I’ve been wrestling with Lynd Ward’s comics lately–staring at them, flipping through them, doubling back on them, trying to get a grasp on what’s happening on their surface and beneath it. Part of the wrestling comes from the fact that he didn’t quite think of them as comics, and they only really got gerrymandered into the comics family tree after the fact. Between 1929 and 1937, Ward published four “novels in woodcuts”: Gods’ Man, Madman’s Drum, Wild Pilgrimage and Vertigo, and two shorter narrative books of wood engravings, Prelude to a Million Years and Song Without Words. They’re all nearly wordless, symbolically loaded stories, with a single woodcut image on each right-hand page (facing a blank left-hand page); there’s a new two-volume edition of Ward published by the Library of America that contains all six.
Ward’s books weren’t “graphic novels” as such–although they look like them from our perspective–and he didn’t invent the form he used: he was inspired by Frans Masereel’s earlier “novels in pictures” and Otto Nückel’s similar engraved project Schicksal. But the key word here is “novel.” These aren’t short stories (although they can be read in minutes); Ward described these wordless works with a word that has a specifically literary connotation.
As the poet Randal Jarrell once wrote, “a novel is a prose narrative of some length that has something wrong with it.” The same holds for graphic novels, or for novels with only a few words of prose. Ward’s novels-in-woodcuts are all extraordinary, and all oddly flawed in one way or another. Susan Sontag named Gods’ Man as an example of camp (in fact, she referred to it as “Lynn Ward’s novel in woodcuts, God’s Man,” sic), and Art Spiegelman observes in his illuminating introduction to the new Ward collection that “some of Ward’s images are unintentionally risible (the depiction of Our Hero idyllically skipping through the glen with the Wife and their child makes me snicker).”
Ward does indeed make a lot of his plot points in very broad strokes; he’s forced to, because sometimes the exchange rate of words to pictures is a lot lower than a thousand to one. But Ward worked in individual images first (and last; after Vertigo, he returned to wood engraving for “individual works that exist entirely for their own sake”). He came to narrative, and his “novels,” through an interest in making his images mean more than they could on their own by putting them together. Any single Ward woodcut, taken on its own, is almost overwhelmingly potent: a formally grand composition, isolated on the page, gorged with style, every mark on it a reminder that it was made by slicing into a slab of something.
They’re not even meant to be comics, and they’re better comics than most things that are. Seen in 2011, they’re beautiful on their own, and also a corrective to most of the unsatisfying comics of the moment: writer-driven work whose artwork is only there to show what’s literally called for. So let’s say this: a fruitful way to consider comics as narratives made from putting drawings together. It follows that if there happens to be text in a comics story, its task is to lift some weight off the images–to enable them to communicate more and better.

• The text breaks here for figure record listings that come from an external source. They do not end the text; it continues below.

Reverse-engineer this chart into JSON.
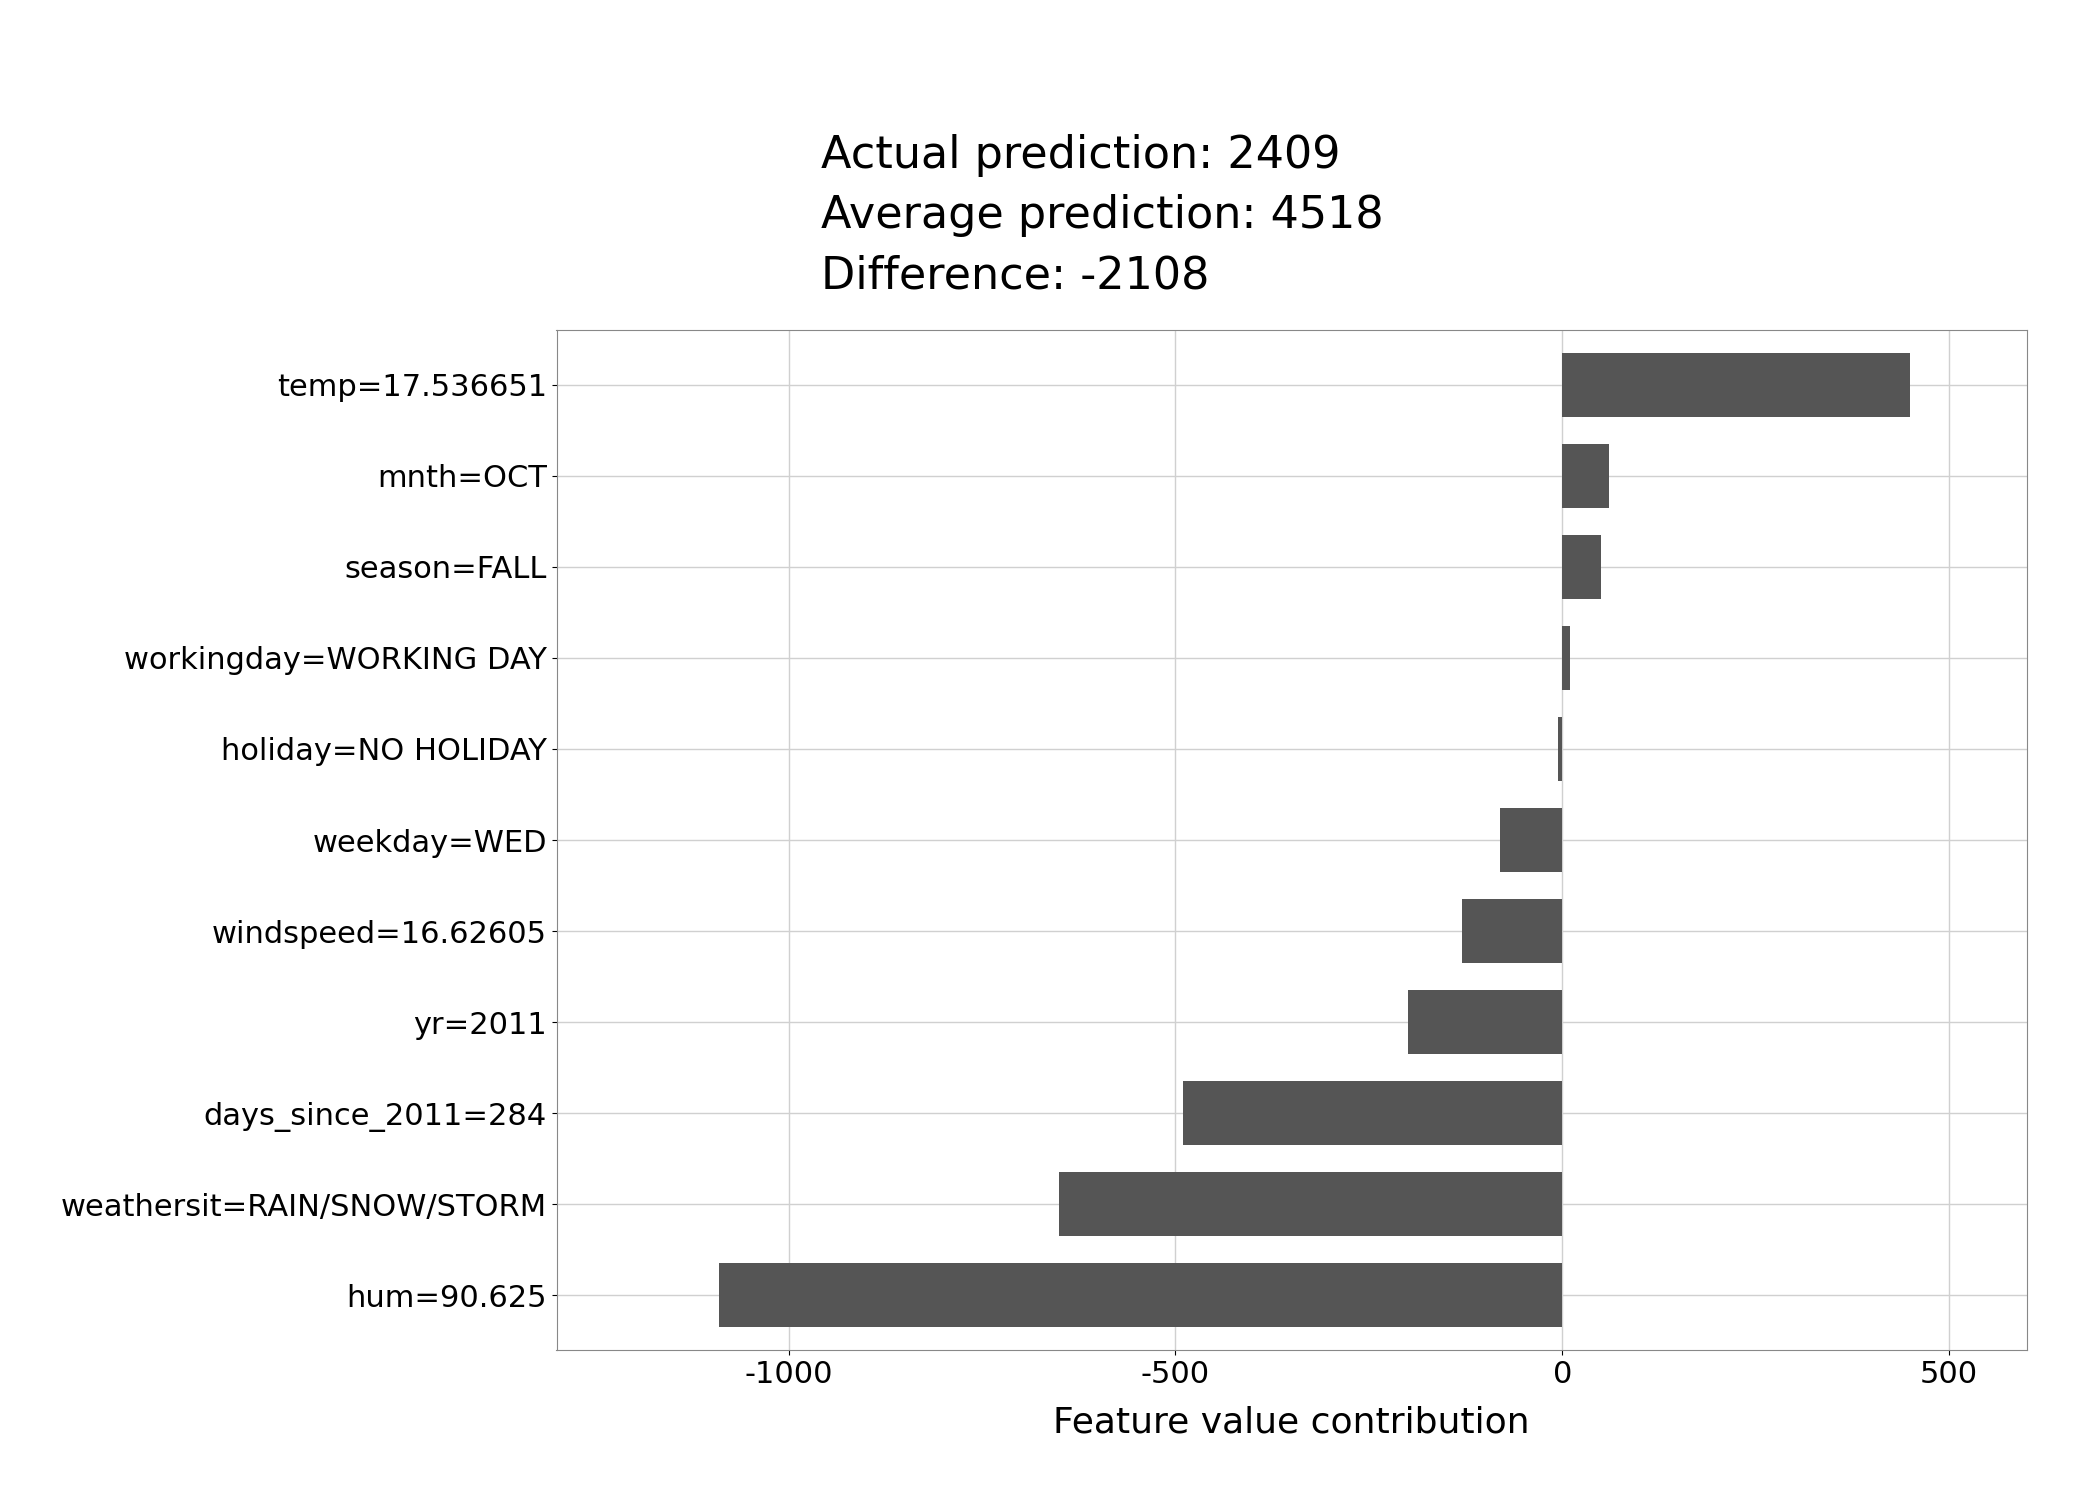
{
  "features": [
    "hum=90.625",
    "weathersit=RAIN/SNOW/STORM",
    "days_since_2011=284",
    "yr=2011",
    "windspeed=16.62605",
    "weekday=WED",
    "holiday=NO HOLIDAY",
    "workingday=WORKING DAY",
    "season=FALL",
    "mnth=OCT",
    "temp=17.536651"
  ],
  "values": [
    -1090,
    -650,
    -490,
    -200,
    -130,
    -80,
    -5,
    10,
    50,
    60,
    450
  ],
  "bar_color": "#555555",
  "background_color": "#ffffff",
  "grid_color": "#d0d0d0",
  "title_lines": [
    "Actual prediction: 2409",
    "Average prediction: 4518",
    "Difference: -2108"
  ],
  "xlabel": "Feature value contribution",
  "xlim": [
    -1300,
    600
  ],
  "xticks": [
    -1000,
    -500,
    0,
    500
  ],
  "title_fontsize": 32,
  "label_fontsize": 22,
  "tick_fontsize": 22,
  "xlabel_fontsize": 26
}
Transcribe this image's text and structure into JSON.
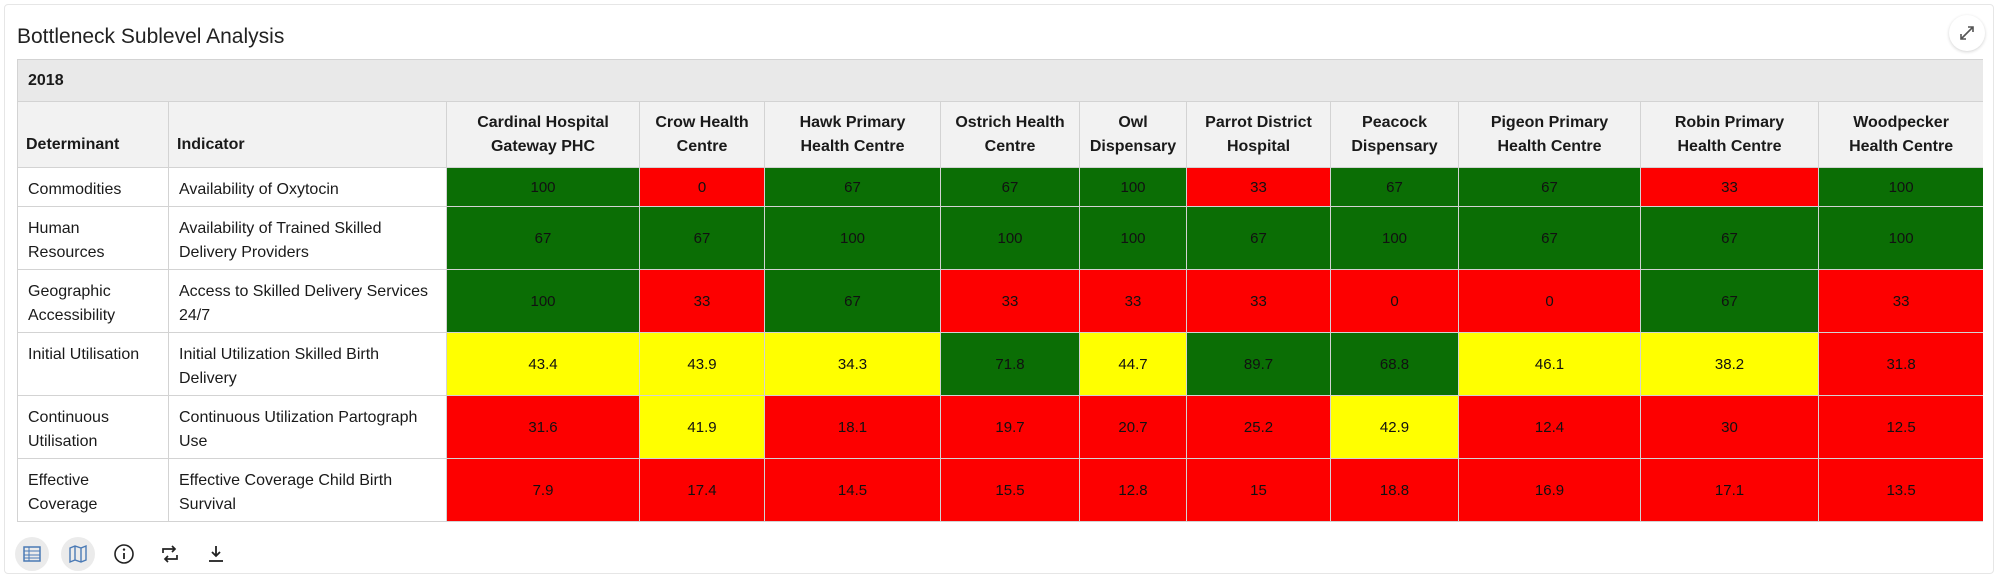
{
  "title": "Bottleneck Sublevel Analysis",
  "year": "2018",
  "headers": {
    "determinant": "Determinant",
    "indicator": "Indicator",
    "facilities": [
      "Cardinal Hospital Gateway PHC",
      "Crow Health Centre",
      "Hawk Primary Health Centre",
      "Ostrich Health Centre",
      "Owl Dispensary",
      "Parrot District Hospital",
      "Peacock Dispensary",
      "Pigeon Primary Health Centre",
      "Robin Primary Health Centre",
      "Woodpecker Health Centre"
    ]
  },
  "colors": {
    "green": "#0b6e05",
    "red": "#fd0000",
    "yellow": "#ffff00"
  },
  "rows": [
    {
      "determinant": "Commodities",
      "indicator": "Availability of Oxytocin",
      "values": [
        "100",
        "0",
        "67",
        "67",
        "100",
        "33",
        "67",
        "67",
        "33",
        "100"
      ],
      "status": [
        "g",
        "r",
        "g",
        "g",
        "g",
        "r",
        "g",
        "g",
        "r",
        "g"
      ]
    },
    {
      "determinant": "Human Resources",
      "indicator": "Availability of Trained Skilled Delivery Providers",
      "values": [
        "67",
        "67",
        "100",
        "100",
        "100",
        "67",
        "100",
        "67",
        "67",
        "100"
      ],
      "status": [
        "g",
        "g",
        "g",
        "g",
        "g",
        "g",
        "g",
        "g",
        "g",
        "g"
      ]
    },
    {
      "determinant": "Geographic Accessibility",
      "indicator": "Access to Skilled Delivery Services 24/7",
      "values": [
        "100",
        "33",
        "67",
        "33",
        "33",
        "33",
        "0",
        "0",
        "67",
        "33"
      ],
      "status": [
        "g",
        "r",
        "g",
        "r",
        "r",
        "r",
        "r",
        "r",
        "g",
        "r"
      ]
    },
    {
      "determinant": "Initial Utilisation",
      "indicator": "Initial Utilization Skilled Birth Delivery",
      "values": [
        "43.4",
        "43.9",
        "34.3",
        "71.8",
        "44.7",
        "89.7",
        "68.8",
        "46.1",
        "38.2",
        "31.8"
      ],
      "status": [
        "y",
        "y",
        "y",
        "g",
        "y",
        "g",
        "g",
        "y",
        "y",
        "r"
      ]
    },
    {
      "determinant": "Continuous Utilisation",
      "indicator": "Continuous Utilization Partograph Use",
      "values": [
        "31.6",
        "41.9",
        "18.1",
        "19.7",
        "20.7",
        "25.2",
        "42.9",
        "12.4",
        "30",
        "12.5"
      ],
      "status": [
        "r",
        "y",
        "r",
        "r",
        "r",
        "r",
        "y",
        "r",
        "r",
        "r"
      ]
    },
    {
      "determinant": "Effective Coverage",
      "indicator": "Effective Coverage Child Birth Survival",
      "values": [
        "7.9",
        "17.4",
        "14.5",
        "15.5",
        "12.8",
        "15",
        "18.8",
        "16.9",
        "17.1",
        "13.5"
      ],
      "status": [
        "r",
        "r",
        "r",
        "r",
        "r",
        "r",
        "r",
        "r",
        "r",
        "r"
      ]
    }
  ],
  "toolbar": [
    {
      "name": "table-view-icon"
    },
    {
      "name": "map-view-icon"
    },
    {
      "name": "info-icon"
    },
    {
      "name": "swap-axes-icon"
    },
    {
      "name": "download-icon"
    }
  ],
  "expand": {
    "name": "expand-icon"
  }
}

That’s a theory, and the theory falls apart as soon as it hits the outermost surface of the other comic I keep returning to this week. Matt Seneca’s “Flash Roughs/In a Hole: Jul-Aug 2010” is an incredible… thing, a piece assembled in a sketchbook by marking over ruins. “THIS COMIC IS A FAILURE,” it announces straight off; “THIS COMIC IS ABOUT A FAILURE.” The failure it’s about is a failure to pull itself into a story–a superhero story, riffing on work by the artists Carmine Infantino and Guido Crepax (here’s a page about them). It’s become, instead, a beaten-bloody piece about artistic process and the ways in which that process hits the wall of impossibility.
The drawings in “Flash Roughs” are almost incidentally representational–just barely images of things. There’s a story, overwritten (sometimes literally) on top of the ruins of what the story was originally supposed to be. Its text conveys most of the significant stuff (although the lettering itself almost always acts as a dramatic visual element too); the red and yellow colors of the Flash’s costume bleed all over the page. In practice, it couldn’t be much less like Ward’s woodcut-novels, with their assured, measured, isolated images on otherwise mute expanses of paper, marching grandly to their destination (although there’s a certain woman-as-muse idea going on in both). But there’s a feeling I get from both artists that’s very similar, if not quite the same–a sense that a line or a ragged blotch of ink might be so potent and concentrated that it could pounce off the page and shout what no words ever could.